Hagiu [77] provides a duopoly model of two-sided platforms. Armstrong and Wright [32] establish a bottleneck model of two-sided competition, The empirical platform can charge the producers of the market for user fees. Spulber [78] proves the choice of buyers and sellers and finds that they should either search in a decentralized market or search through an intermediary. Hagiu [66] constructs a competitive model for platform pricing. By analyzing the economic and strategic factors in the optimal access pricing structure of the two-sided platforms connecting consumers and producers, the competition between producers is introduced.

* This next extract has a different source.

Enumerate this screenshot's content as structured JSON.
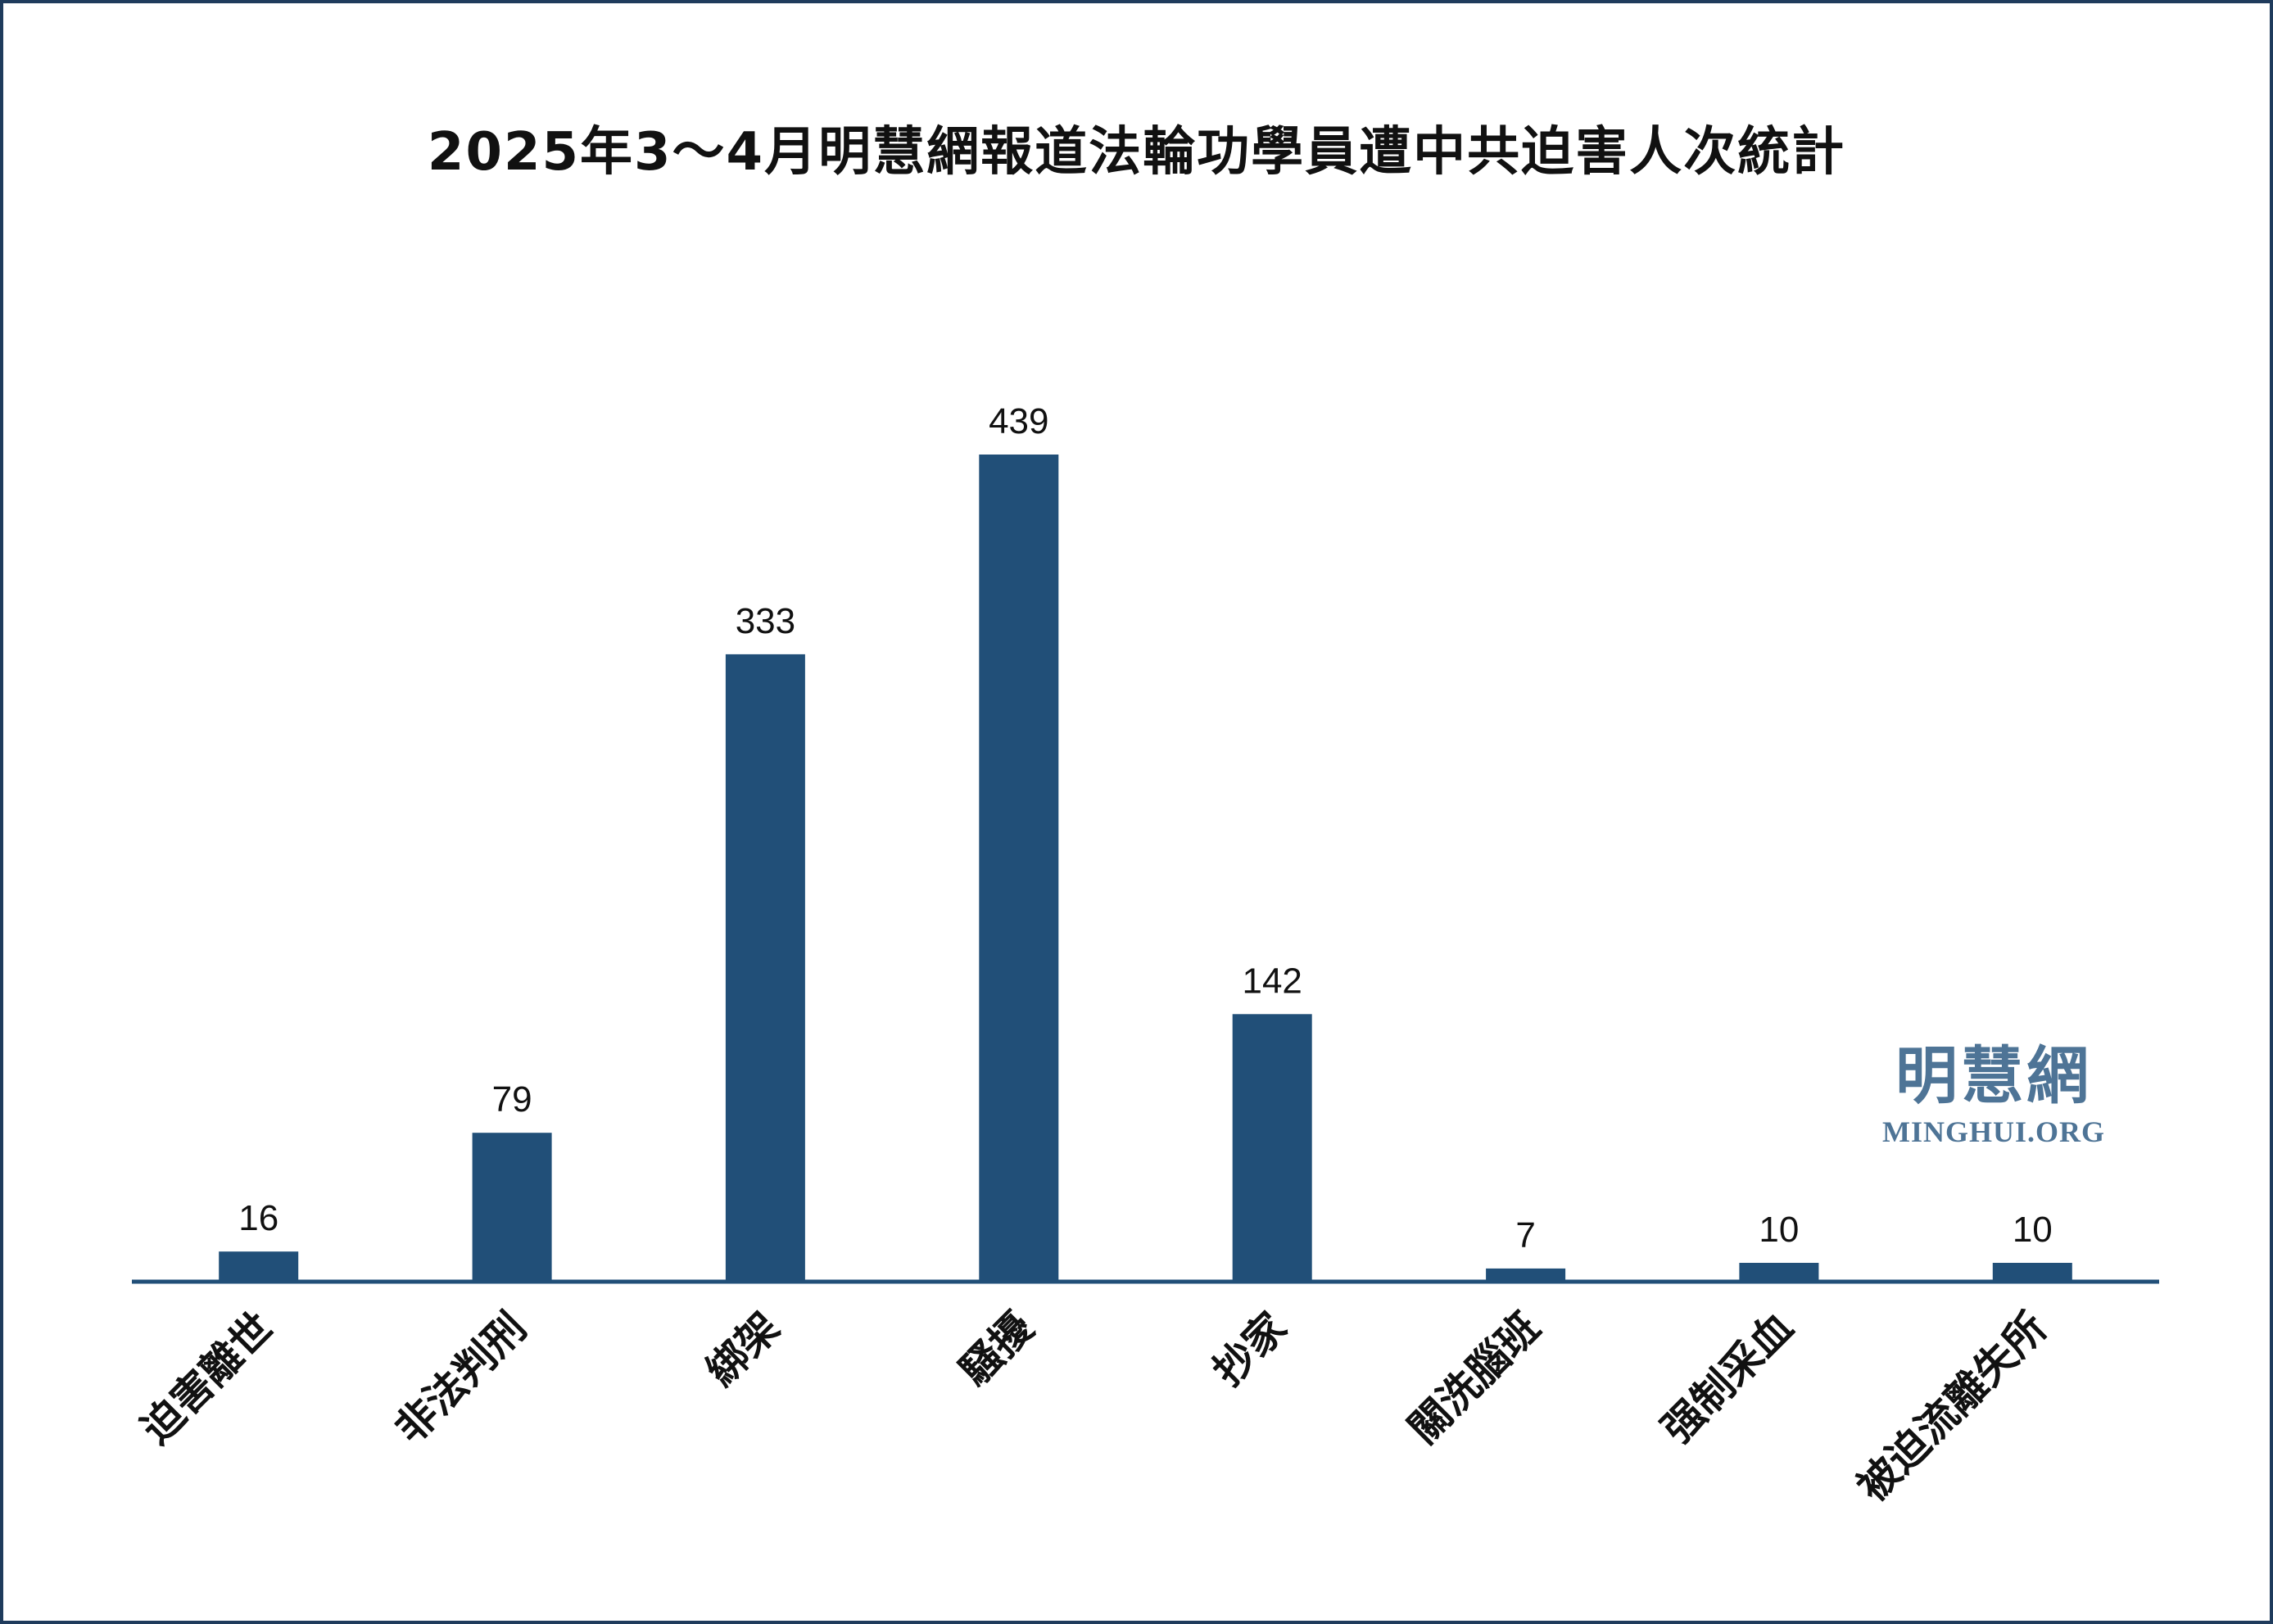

Farrell and Klemperer [79] construct a network effect model based on three factors: the degree of substitution of competitive platforms, the intensity of positive network effects, and the degree to which production is characterized by economies of scale. Rysman [28] believes that the single destination preference, the scale and intensity of network effects, and the price elasticity system are all key parameters of the platform competition network effect model. Brown and Morgan [80] demonstrate the competition between eBay and Yahoo through auctions. Edelman [81] and Hal [42] give the modeling formula of auction market. Levin [82] studies a related model and show that there is a near-effective equilibrium of mixed strategies. Gawer and Cusumano [83] demonstrate the pricing strategies of Microsoft, Apple, IBM, Palm, and other operating system enterprises.

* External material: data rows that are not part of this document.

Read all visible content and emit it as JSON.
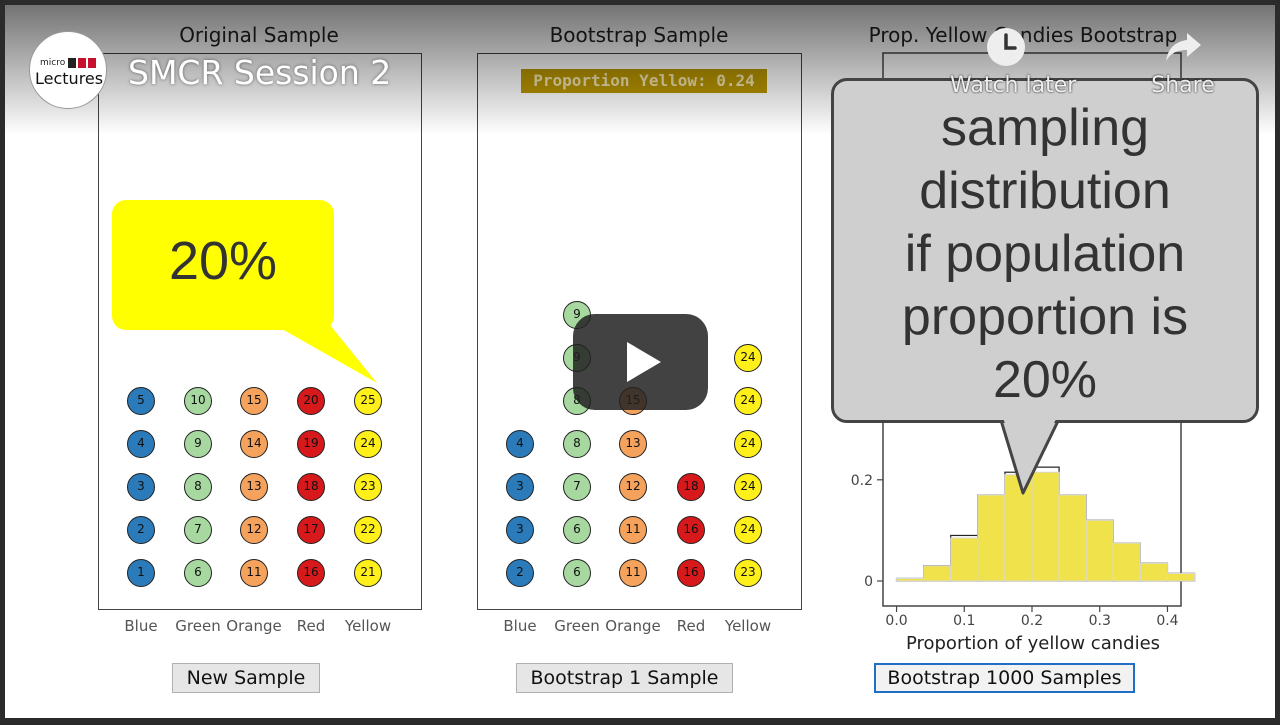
{
  "video": {
    "title": "SMCR Session 2",
    "channel_logo": {
      "small": "micro",
      "main": "Lectures"
    },
    "actions": [
      {
        "label": "Watch later",
        "icon": "clock-icon"
      },
      {
        "label": "Share",
        "icon": "share-arrow-icon"
      }
    ],
    "play_icon": "play-icon"
  },
  "panels": {
    "original": {
      "title": "Original Sample",
      "button": "New Sample"
    },
    "bootstrap": {
      "title": "Bootstrap Sample",
      "button": "Bootstrap 1 Sample",
      "badge": "Proportion Yellow: 0.24"
    },
    "distribution": {
      "title": "Prop. Yellow Candies Bootstrap",
      "button": "Bootstrap 1000 Samples",
      "xlabel": "Proportion of yellow candies"
    }
  },
  "categories": [
    "Blue",
    "Green",
    "Orange",
    "Red",
    "Yellow"
  ],
  "colors": {
    "Blue": "#2b7bba",
    "Green": "#a6d8a0",
    "Orange": "#f5a25d",
    "Red": "#d7191c",
    "Yellow": "#ffef1a"
  },
  "original_sample": {
    "Blue": [
      "1",
      "2",
      "3",
      "4",
      "5"
    ],
    "Green": [
      "6",
      "7",
      "8",
      "9",
      "10"
    ],
    "Orange": [
      "11",
      "12",
      "13",
      "14",
      "15"
    ],
    "Red": [
      "16",
      "17",
      "18",
      "19",
      "20"
    ],
    "Yellow": [
      "21",
      "22",
      "23",
      "24",
      "25"
    ]
  },
  "bootstrap_sample": {
    "Blue": [
      "2",
      "3",
      "3",
      "4"
    ],
    "Green": [
      "6",
      "6",
      "7",
      "8",
      "8",
      "9",
      "9"
    ],
    "Orange": [
      "11",
      "11",
      "12",
      "13",
      "15"
    ],
    "Red": [
      "16",
      "16",
      "18"
    ],
    "Yellow": [
      "23",
      "24",
      "24",
      "24",
      "24",
      "24"
    ]
  },
  "callouts": {
    "yellow": "20%",
    "gray": [
      "sampling",
      "distribution",
      "if population",
      "proportion is",
      "20%"
    ]
  },
  "chart_data": {
    "type": "bar",
    "title": "Prop. Yellow Candies Bootstrap",
    "xlabel": "Proportion of yellow candies",
    "ylabel": "",
    "xlim": [
      -0.02,
      0.42
    ],
    "ylim": [
      0,
      1
    ],
    "x_ticks": [
      "0.0",
      "0.1",
      "0.2",
      "0.3",
      "0.4"
    ],
    "y_ticks": [
      "0",
      "0.2"
    ],
    "bin_width": 0.04,
    "bins": [
      0.0,
      0.04,
      0.08,
      0.12,
      0.16,
      0.2,
      0.24,
      0.28,
      0.32,
      0.36,
      0.4
    ],
    "values": [
      0.005,
      0.03,
      0.085,
      0.17,
      0.21,
      0.215,
      0.17,
      0.12,
      0.075,
      0.035,
      0.015
    ],
    "outline_values": [
      0.005,
      0.03,
      0.09,
      0.17,
      0.215,
      0.225,
      0.17,
      0.12,
      0.075,
      0.035,
      0.015
    ],
    "grid": false,
    "bar_color": "#f0e24a"
  }
}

Baye and Morgan build a price competition model where consumers can search by price. Einav et al. [84] empirically study auction pricing and additional prices and find that fees and prices have no significant impact on consumers. Gentzkow and Shapiro [85] empirically study the personal consumption of online media and discover the long tail demand theory of platform economy. Roberts and Sweeting [86] construct a platform dynamic pricing model. Rysman [28] constructs a differentiated platform competition model to solve the platform antitrust issue.

Regarding the issue of dynamic competition, Doganoglu [87] and Mitchell and Skrzypacz [88] derive the Markov perfect equilibrium of the indefinite game where the consumer utility is a growth function of market share in the past. Markovich and Moenius [89] develop an industry computing model including “hardware” and “software” components, which assumes that consumers live for two periods and benefit from indirect network effects through the quality of existing products. Chen et al. [90] develop a computational dynamic model in which it is assumed that consumer benefits are a growing function of the size of the network at the time of purchase (consumers are not forward-looking). These assumptions assume that consumer behavior is relatively simple. Driskill [91] constructs a deterministic and continuous-time model where consumers are forward-looking. Cabral [92] builds a dynamic model of price competition based on balanced symmetry and network effects.

6. Research Outlook

As one of the three landmark events of the digital economic revolution [93], the platform economy will become the most important form of economic organization in the foreseeable future when the academia will not only be limited to the research of platform economy such as economics, management, econometrics, law, and sociology, but also possible to conduct cross-field and multifield research. One of the main focuses of two-sided markets economy is to solve the issue of how the platform can price both sides of the market at the same time. Platform opening, market access, pricing analysis, governance supervision, and antitrust are all significant directions for future research.

Conflicts of Interest

The authors declare that they have no conflicts of interest.